The Sundial [Peckham 1993] dialogues, comprising approximately 100 dialogues, are early Wizard of Oz (WOZ) dialogues in which subjects via the telephone seek time and route information on British Airways flights and sometimes on other airline flights as well. The emerging system seems to understand the following types of domain information:

  1. Departure airport including terminal.
  2. Arrival airport including terminal.
  3. Time-tabled departure date.
  4. Time-tabled departure time.
  5. Time-tabled arrival date.
  6. Time-tabled arrival time.
  7. Flight number.
  8. Actual departure date (not verified).
  9. Actual departure time.
  10. Actual arrival date (not verified).
  11. Actual arrival time.
  12. Distinction between BA flights which it knows about, and other flights which it does not know about but for which users are referred to airport help desks, sometimes by being given the phone numbers of those desks.

The corpus was produced by 10 subjects who each performed 9 or 10 dialogues based on scenarios selected from a set of 24 scenarios.
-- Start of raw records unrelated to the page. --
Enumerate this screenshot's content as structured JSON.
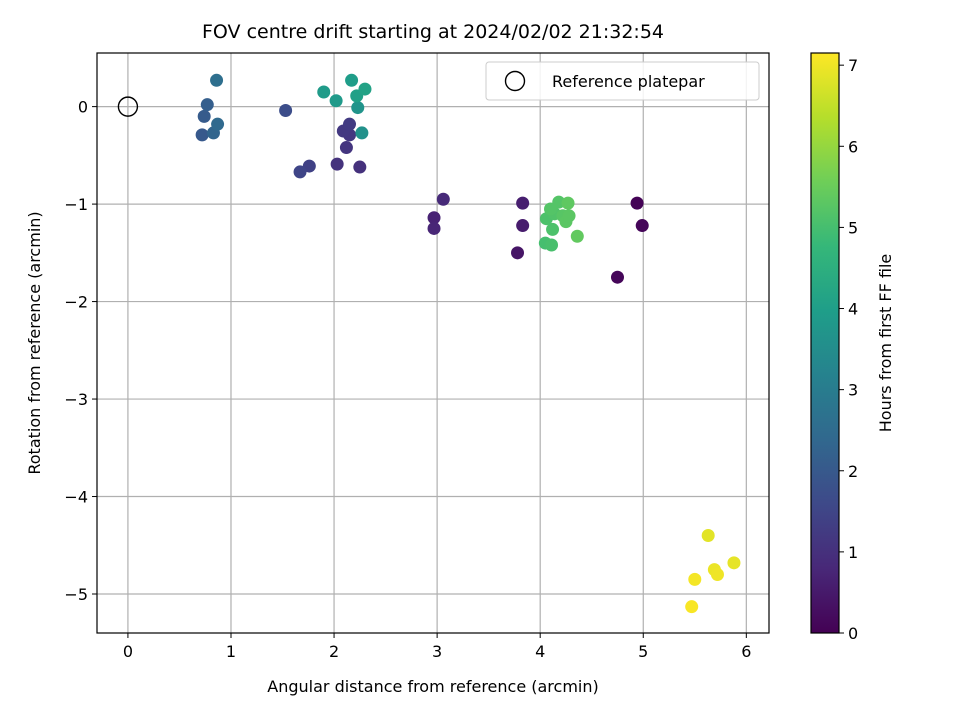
{
  "chart_data": {
    "type": "scatter",
    "title": "FOV centre drift starting at 2024/02/02 21:32:54",
    "xlabel": "Angular distance from reference (arcmin)",
    "ylabel": "Rotation from reference (arcmin)",
    "xlim": [
      -0.3,
      6.22
    ],
    "ylim": [
      -5.4,
      0.55
    ],
    "xticks": [
      0,
      1,
      2,
      3,
      4,
      5,
      6
    ],
    "yticks": [
      0,
      -1,
      -2,
      -3,
      -4,
      -5
    ],
    "xtick_labels": [
      "0",
      "1",
      "2",
      "3",
      "4",
      "5",
      "6"
    ],
    "ytick_labels": [
      "0",
      "−1",
      "−2",
      "−3",
      "−4",
      "−5"
    ],
    "grid": true,
    "legend": {
      "position": "top-right",
      "label": "Reference platepar"
    },
    "reference_point": {
      "x": 0,
      "y": 0
    },
    "colorbar": {
      "label": "Hours from first FF file",
      "range": [
        0,
        7.15
      ],
      "ticks": [
        0,
        1,
        2,
        3,
        4,
        5,
        6,
        7
      ],
      "tick_labels": [
        "0",
        "1",
        "2",
        "3",
        "4",
        "5",
        "6",
        "7"
      ],
      "colormap": "viridis",
      "stops": [
        "#440154",
        "#482878",
        "#3e4989",
        "#31688e",
        "#26828e",
        "#1f9e89",
        "#35b779",
        "#6ece58",
        "#b5de2b",
        "#fde725"
      ]
    },
    "points": [
      {
        "x": 4.94,
        "y": -0.99,
        "hours": 0.05
      },
      {
        "x": 4.99,
        "y": -1.22,
        "hours": 0.1
      },
      {
        "x": 4.75,
        "y": -1.75,
        "hours": 0.1
      },
      {
        "x": 3.78,
        "y": -1.5,
        "hours": 0.4
      },
      {
        "x": 3.83,
        "y": -0.99,
        "hours": 0.6
      },
      {
        "x": 3.83,
        "y": -1.22,
        "hours": 0.55
      },
      {
        "x": 2.97,
        "y": -1.14,
        "hours": 0.7
      },
      {
        "x": 2.97,
        "y": -1.25,
        "hours": 0.75
      },
      {
        "x": 3.06,
        "y": -0.95,
        "hours": 0.85
      },
      {
        "x": 2.25,
        "y": -0.62,
        "hours": 1.0
      },
      {
        "x": 2.03,
        "y": -0.59,
        "hours": 1.05
      },
      {
        "x": 2.12,
        "y": -0.42,
        "hours": 1.1
      },
      {
        "x": 2.15,
        "y": -0.29,
        "hours": 1.15
      },
      {
        "x": 2.09,
        "y": -0.25,
        "hours": 1.2
      },
      {
        "x": 2.15,
        "y": -0.18,
        "hours": 1.25
      },
      {
        "x": 1.76,
        "y": -0.61,
        "hours": 1.4
      },
      {
        "x": 1.67,
        "y": -0.67,
        "hours": 1.5
      },
      {
        "x": 1.53,
        "y": -0.04,
        "hours": 1.7
      },
      {
        "x": 0.72,
        "y": -0.29,
        "hours": 2.0
      },
      {
        "x": 0.74,
        "y": -0.1,
        "hours": 2.05
      },
      {
        "x": 0.77,
        "y": 0.02,
        "hours": 2.15
      },
      {
        "x": 0.83,
        "y": -0.27,
        "hours": 2.3
      },
      {
        "x": 0.87,
        "y": -0.18,
        "hours": 2.45
      },
      {
        "x": 0.86,
        "y": 0.27,
        "hours": 2.6
      },
      {
        "x": 2.27,
        "y": -0.27,
        "hours": 3.6
      },
      {
        "x": 2.23,
        "y": -0.01,
        "hours": 3.7
      },
      {
        "x": 2.02,
        "y": 0.06,
        "hours": 3.85
      },
      {
        "x": 1.9,
        "y": 0.15,
        "hours": 3.9
      },
      {
        "x": 2.17,
        "y": 0.27,
        "hours": 3.95
      },
      {
        "x": 2.22,
        "y": 0.11,
        "hours": 4.05
      },
      {
        "x": 2.3,
        "y": 0.18,
        "hours": 4.1
      },
      {
        "x": 4.05,
        "y": -1.4,
        "hours": 5.0
      },
      {
        "x": 4.11,
        "y": -1.42,
        "hours": 5.05
      },
      {
        "x": 4.12,
        "y": -1.26,
        "hours": 5.1
      },
      {
        "x": 4.06,
        "y": -1.15,
        "hours": 5.1
      },
      {
        "x": 4.14,
        "y": -1.1,
        "hours": 5.15
      },
      {
        "x": 4.1,
        "y": -1.05,
        "hours": 5.2
      },
      {
        "x": 4.18,
        "y": -0.98,
        "hours": 5.2
      },
      {
        "x": 4.22,
        "y": -1.12,
        "hours": 5.25
      },
      {
        "x": 4.25,
        "y": -1.18,
        "hours": 5.3
      },
      {
        "x": 4.28,
        "y": -1.12,
        "hours": 5.3
      },
      {
        "x": 4.27,
        "y": -0.99,
        "hours": 5.35
      },
      {
        "x": 4.36,
        "y": -1.33,
        "hours": 5.4
      },
      {
        "x": 5.63,
        "y": -4.4,
        "hours": 6.85
      },
      {
        "x": 5.69,
        "y": -4.75,
        "hours": 6.95
      },
      {
        "x": 5.72,
        "y": -4.8,
        "hours": 7.0
      },
      {
        "x": 5.88,
        "y": -4.68,
        "hours": 6.9
      },
      {
        "x": 5.5,
        "y": -4.85,
        "hours": 7.05
      },
      {
        "x": 5.47,
        "y": -5.13,
        "hours": 7.1
      }
    ]
  }
}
We do not have these scenarios. We only have the transcriptions of the dialogues. The transcriptions came with a header which identifies each dialogue, markup of user and system utterances, consecutive numbering of the lines in each dialogue transcription, and markup of pauses, ahs, hmms and coughs. For the markup of communication problems we changed the original markup of utterances using a primitive TEI-like annotation to make each utterance unique across the entire corpus. In addition, we added markup for communication problems.
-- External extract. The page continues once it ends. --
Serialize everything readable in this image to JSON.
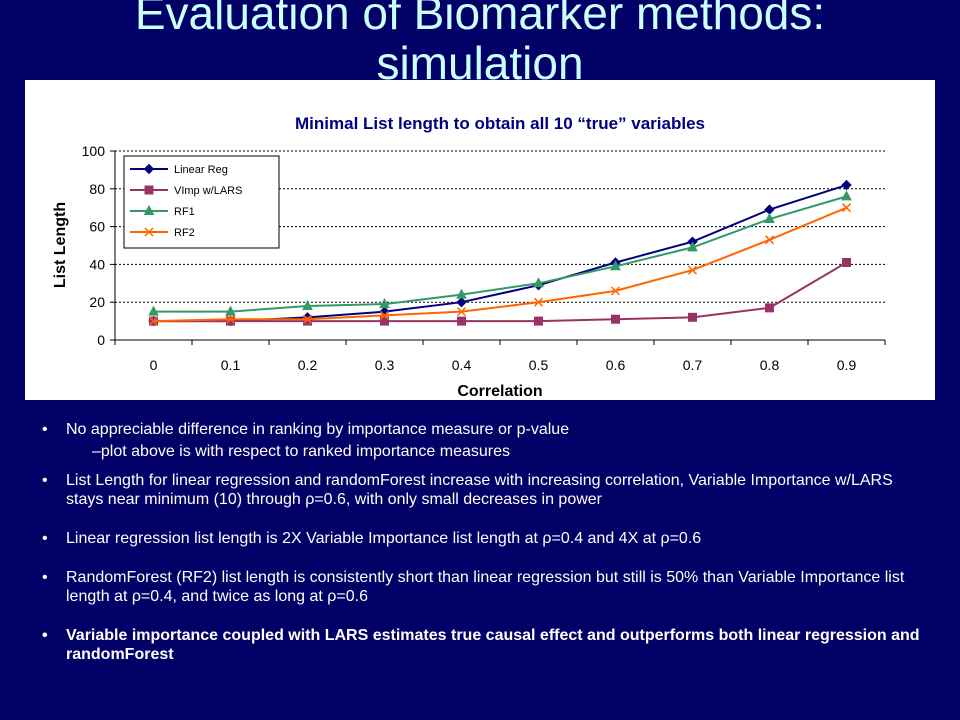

We selected 48 dialogues from the Sundial WOZ corpus for markup of communciation problems. These dialogues were selected such that each subject is represented with an approximately equal number of dialogues and each scenario is used in two dialogues. Three dialogues were used for training of a novice user of the guidelines. The remaining 45 dialogues were independently annotated and analysed by two experts in using the guidelines and one novice. Each system utterance was analysed in isolation as well as in its dialogue context to identify violations of the guidelines. Utterances which reflected one or more communication problems were annotated with indication of the guideline(s) violated and a brief explanation of the problem(s). For more detailed information on how it was done, see the section on how to use the guidelines as a design guide.
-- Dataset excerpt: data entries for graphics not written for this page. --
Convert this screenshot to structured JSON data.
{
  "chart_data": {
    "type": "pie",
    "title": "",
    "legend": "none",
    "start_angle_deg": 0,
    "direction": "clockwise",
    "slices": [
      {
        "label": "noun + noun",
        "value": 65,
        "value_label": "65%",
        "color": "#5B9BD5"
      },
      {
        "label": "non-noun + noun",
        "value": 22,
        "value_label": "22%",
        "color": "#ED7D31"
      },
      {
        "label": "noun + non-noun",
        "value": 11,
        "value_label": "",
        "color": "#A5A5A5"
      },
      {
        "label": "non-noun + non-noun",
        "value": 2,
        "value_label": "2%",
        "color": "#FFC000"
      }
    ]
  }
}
It should be mentioned that the simulated system understands the user amazingly well and in many respects behaves just like a human travel agent. The implication is that several of the guidelines, such as GG11, SG6 and SG7 on background knowledge, and GG13, SG9, SG10 and SG11 on meta-communication are not likely to be violated in the transcribed dialogues. It should be added that it is not accidental that exactly these guidelines are not likely to be violated in the transcribed dialogues. The reason is that it is difficult to realistically simulate the limited meta-communication and background-understanding abilities of implemented systems. As to the novice/expert distinction (SG7), this is hardly relevant to sophisticated flight information systems such as the present one. A final guideline which is not likely to be violated in the transcriptions, is SG1 on user commitments. The reason simply is that users seeking flight information do not make any commitments: they merely ask for information.